Date:
Tuesday, October 28, 2008
Time: 6:04:00 PM
I want to get this out of my head as soon as possible. Just a few days ago, I dreamt of the ex-. As mentioned, about him in my class and about him mixing around with the boys in the class, making me hate him even more. But, I had a sense of relieved when I woke up knowing that it was just a dream. Only God knows why I dreamt of him when honestly speaking, I no longer think of him.
However, last night, I had another dream about him! Like, what the hell right?! It has been almost 4 years since we concluded the whole issue yet this dreams are disturbing the peace of my mind.
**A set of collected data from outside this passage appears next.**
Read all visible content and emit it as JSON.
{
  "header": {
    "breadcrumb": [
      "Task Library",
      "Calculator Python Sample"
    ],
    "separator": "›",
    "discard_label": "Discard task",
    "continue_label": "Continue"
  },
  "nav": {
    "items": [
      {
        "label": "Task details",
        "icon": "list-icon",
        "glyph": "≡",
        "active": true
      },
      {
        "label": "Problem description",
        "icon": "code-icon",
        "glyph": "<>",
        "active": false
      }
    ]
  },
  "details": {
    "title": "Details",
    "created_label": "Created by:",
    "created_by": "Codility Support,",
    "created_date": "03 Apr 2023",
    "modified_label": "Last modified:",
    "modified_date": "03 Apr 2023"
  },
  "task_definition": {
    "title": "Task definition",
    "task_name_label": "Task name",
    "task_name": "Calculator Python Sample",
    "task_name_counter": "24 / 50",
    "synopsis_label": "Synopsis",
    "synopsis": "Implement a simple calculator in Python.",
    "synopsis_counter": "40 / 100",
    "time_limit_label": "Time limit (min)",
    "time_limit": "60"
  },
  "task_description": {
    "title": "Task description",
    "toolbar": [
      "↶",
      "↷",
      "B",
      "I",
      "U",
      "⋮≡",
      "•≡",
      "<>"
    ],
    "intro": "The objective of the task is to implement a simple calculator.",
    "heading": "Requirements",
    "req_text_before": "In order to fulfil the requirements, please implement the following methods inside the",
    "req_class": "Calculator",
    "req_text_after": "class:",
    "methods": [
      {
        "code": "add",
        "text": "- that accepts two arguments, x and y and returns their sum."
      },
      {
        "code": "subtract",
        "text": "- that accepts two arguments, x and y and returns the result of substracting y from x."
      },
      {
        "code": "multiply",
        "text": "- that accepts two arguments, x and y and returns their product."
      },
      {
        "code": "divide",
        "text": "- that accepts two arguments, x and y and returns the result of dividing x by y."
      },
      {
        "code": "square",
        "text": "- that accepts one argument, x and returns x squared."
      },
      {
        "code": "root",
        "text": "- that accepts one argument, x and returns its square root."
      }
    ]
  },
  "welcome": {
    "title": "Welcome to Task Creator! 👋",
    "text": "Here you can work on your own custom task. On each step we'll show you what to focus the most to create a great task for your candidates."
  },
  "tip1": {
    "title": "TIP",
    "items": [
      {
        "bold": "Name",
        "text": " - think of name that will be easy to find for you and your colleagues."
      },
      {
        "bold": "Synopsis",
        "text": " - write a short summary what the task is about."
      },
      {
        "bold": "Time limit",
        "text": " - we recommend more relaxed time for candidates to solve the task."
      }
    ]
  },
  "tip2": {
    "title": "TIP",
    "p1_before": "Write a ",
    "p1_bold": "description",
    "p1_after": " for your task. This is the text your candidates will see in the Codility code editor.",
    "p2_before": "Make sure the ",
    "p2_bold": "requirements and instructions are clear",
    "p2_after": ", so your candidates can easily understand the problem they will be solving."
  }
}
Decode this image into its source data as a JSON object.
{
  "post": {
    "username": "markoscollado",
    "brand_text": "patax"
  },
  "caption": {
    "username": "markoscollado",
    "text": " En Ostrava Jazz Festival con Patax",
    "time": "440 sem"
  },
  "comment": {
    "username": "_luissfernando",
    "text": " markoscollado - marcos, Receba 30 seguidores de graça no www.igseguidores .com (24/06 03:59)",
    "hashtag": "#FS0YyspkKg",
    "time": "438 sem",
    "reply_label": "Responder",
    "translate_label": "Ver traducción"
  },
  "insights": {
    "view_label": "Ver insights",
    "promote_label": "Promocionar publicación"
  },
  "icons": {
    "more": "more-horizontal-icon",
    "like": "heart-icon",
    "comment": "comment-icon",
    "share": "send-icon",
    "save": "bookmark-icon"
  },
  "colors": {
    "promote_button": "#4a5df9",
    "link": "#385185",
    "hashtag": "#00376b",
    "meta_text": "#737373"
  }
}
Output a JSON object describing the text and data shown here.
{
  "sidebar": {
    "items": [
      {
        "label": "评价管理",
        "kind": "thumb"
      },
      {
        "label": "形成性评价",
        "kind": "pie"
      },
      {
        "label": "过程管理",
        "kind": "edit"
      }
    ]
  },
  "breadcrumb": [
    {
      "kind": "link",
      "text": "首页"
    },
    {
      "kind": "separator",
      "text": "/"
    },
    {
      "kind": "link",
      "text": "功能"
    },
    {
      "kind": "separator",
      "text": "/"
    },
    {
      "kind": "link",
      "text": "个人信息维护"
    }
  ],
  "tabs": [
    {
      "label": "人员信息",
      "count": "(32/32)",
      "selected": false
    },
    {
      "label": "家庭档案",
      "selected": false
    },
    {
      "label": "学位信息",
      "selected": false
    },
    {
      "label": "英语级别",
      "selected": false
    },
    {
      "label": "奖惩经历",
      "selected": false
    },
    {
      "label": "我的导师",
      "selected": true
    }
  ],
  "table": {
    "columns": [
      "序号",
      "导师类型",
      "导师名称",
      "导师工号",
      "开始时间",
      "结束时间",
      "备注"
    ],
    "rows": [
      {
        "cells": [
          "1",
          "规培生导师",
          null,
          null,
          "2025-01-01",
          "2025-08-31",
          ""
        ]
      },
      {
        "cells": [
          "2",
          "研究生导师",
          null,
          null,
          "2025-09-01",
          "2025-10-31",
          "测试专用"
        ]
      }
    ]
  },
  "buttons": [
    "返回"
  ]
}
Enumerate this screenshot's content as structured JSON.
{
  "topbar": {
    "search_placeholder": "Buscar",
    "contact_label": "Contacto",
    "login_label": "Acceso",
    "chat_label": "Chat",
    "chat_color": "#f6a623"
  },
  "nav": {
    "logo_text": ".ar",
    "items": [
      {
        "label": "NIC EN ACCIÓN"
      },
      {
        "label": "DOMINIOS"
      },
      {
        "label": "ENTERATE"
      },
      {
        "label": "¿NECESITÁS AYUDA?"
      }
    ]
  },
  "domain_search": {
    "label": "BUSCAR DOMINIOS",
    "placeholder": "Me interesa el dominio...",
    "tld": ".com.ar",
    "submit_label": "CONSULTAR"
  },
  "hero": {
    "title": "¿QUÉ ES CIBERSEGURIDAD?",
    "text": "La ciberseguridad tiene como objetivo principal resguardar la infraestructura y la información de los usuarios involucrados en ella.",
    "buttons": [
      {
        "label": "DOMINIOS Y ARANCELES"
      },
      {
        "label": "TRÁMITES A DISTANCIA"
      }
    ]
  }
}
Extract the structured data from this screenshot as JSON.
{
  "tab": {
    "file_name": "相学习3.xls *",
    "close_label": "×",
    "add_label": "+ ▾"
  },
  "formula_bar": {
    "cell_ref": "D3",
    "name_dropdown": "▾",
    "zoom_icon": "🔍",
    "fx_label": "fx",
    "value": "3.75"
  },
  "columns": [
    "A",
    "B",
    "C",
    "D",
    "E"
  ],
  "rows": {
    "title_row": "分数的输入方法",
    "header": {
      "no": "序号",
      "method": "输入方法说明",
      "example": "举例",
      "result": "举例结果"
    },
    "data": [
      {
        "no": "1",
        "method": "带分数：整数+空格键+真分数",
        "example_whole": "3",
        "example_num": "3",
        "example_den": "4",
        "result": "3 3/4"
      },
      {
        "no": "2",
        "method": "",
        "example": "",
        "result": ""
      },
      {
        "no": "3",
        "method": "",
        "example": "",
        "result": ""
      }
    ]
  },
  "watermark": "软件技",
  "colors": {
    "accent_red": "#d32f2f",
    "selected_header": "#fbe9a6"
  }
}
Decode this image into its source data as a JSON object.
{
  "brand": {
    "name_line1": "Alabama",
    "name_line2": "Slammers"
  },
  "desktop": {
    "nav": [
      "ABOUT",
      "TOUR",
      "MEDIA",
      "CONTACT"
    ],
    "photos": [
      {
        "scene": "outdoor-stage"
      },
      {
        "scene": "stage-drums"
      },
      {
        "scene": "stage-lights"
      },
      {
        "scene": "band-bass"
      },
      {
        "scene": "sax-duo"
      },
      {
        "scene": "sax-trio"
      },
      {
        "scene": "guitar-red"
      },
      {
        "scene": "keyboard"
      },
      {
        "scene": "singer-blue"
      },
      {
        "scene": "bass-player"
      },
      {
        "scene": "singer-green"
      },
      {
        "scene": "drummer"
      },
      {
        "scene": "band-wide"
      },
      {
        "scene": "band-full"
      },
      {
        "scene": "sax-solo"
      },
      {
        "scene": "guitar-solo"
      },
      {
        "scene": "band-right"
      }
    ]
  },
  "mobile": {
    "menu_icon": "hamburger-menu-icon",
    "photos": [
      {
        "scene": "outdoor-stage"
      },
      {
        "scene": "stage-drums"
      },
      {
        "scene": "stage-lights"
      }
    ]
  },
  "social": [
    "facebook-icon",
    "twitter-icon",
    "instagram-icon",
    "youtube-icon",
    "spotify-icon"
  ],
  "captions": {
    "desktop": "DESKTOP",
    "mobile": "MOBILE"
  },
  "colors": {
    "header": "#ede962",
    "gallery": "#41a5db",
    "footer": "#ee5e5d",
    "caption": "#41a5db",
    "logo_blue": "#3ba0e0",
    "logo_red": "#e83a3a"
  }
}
Last night, I dreamt about him seeking my help, to find a place in the Vivo area or something like that. And the stupid me.. did what he asked despite it being at 5 am in the morning! Am I crazy or what??
Seriously, why do I have to think of him again?! Even if he return to my life any time soon.... there is no way we could be together ever again. Even if I can forgive him, my friends can't and even if I forgive him, I won't be able to forget all the things that had happened between us.
It took me a while to really let go.. but to hit the restart..? I must be really crazy unless I am taking revenge!
Maybe, just maybe... God is telling me to forgo my sleep. To just get on with my never ending assignments. To go without sleep for the next 7 days.....? Orang gila aje yang buat gitu! I want to embark on my Feminisme & Sukma Angin by tonight.. starting on my STDKG by tomorrow, hopefully... and my E-book Lesson Plan! Urgh...! And DSD Essay.. DCD individual assignments.. and test and 2 exams!!!!
Please somebody.. tell me that time will stop for a moment, let me catch a breather. Tell me, sleep is just a waste of time, dreaming about people who no longer means anything to me. Tell me, I have the strength to go on with all datelines met by 4th November, insya-allah.